Currently the component writes its logs into files. In the future, these files will have to flow into a logs management platform to allow more immediate monitoring and the creation of alerts in the face of logged events.
Miniluv
This project uses information related to the domain (domain name, WHOIS, HTTPS certificate and more) to associate a risk score to each domain name. This score is used later to alter the normal monitoring mode. The domains with a score below a certain threshold are sent via a notification to the subscribers of a specific mailing list.
This component was developed using .NET Framework 4.7 and runs on Windows 2019 using a SQL Server 2019 database. The evolution of this project will be in its rewrite using .NET Core.

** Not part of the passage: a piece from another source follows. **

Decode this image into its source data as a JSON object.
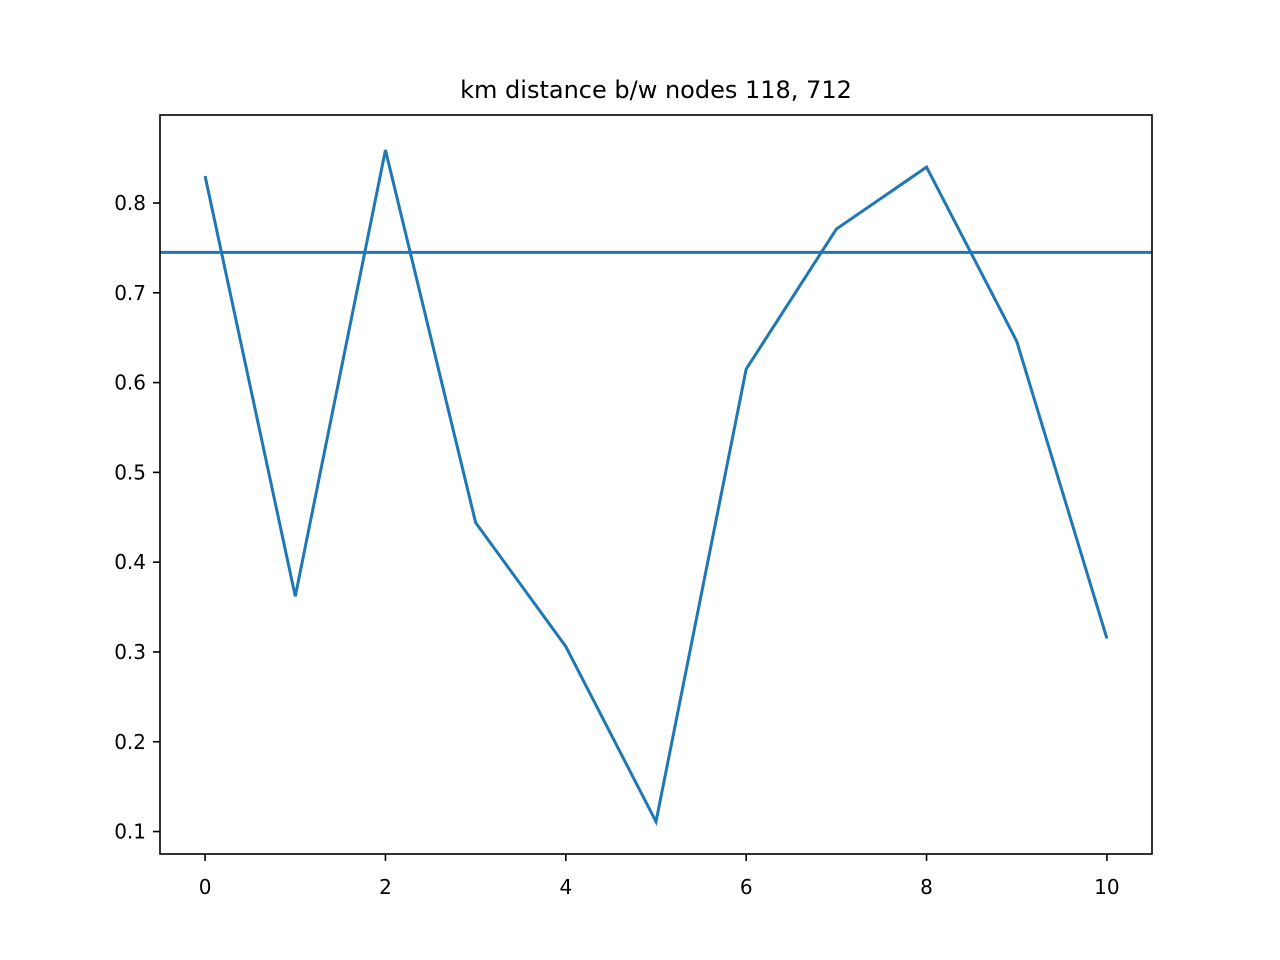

Currently the component writes its logs into files. In the future, these files will have to flow into a logs management platform to allow more immediate monitoring and the creation of alerts in the face of logged events.
Smith
The Smith project implements the logic of monitoring and orchestrates the agents who perform the scans. Each scan produces a report which is saved by Smith and used for statistics and future model training.
The sending of reports to companies in the sector concludes the processing phase in the event that a threat (current or probable) is found. The report is then converted into a tweet and posted to my Twitter account.
The Server component was developed using ASP.NET Core and runs on Linux machines using a SQL Server 2019 database. We currently have three instances in three virtual machines managed by the same physical host. In the future, these services will need to be on physical hardware to improve performance.
The Agent component was developed using .NET Core and runs on Linux machines. Communication with servers takes place via HTTPS calls. We currently have nine instances each on a dedicated virtual machine. The machines are spread across two providers on four continents. The current load on these machines is 90% and to stay below this threshold it was necessary to limit some components, penalizing overall performance.
Currently the component writes its logs into files. In the future, these files will have to flow into a logs management platform to allow more immediate monitoring and the creation of alerts in the face of logged events.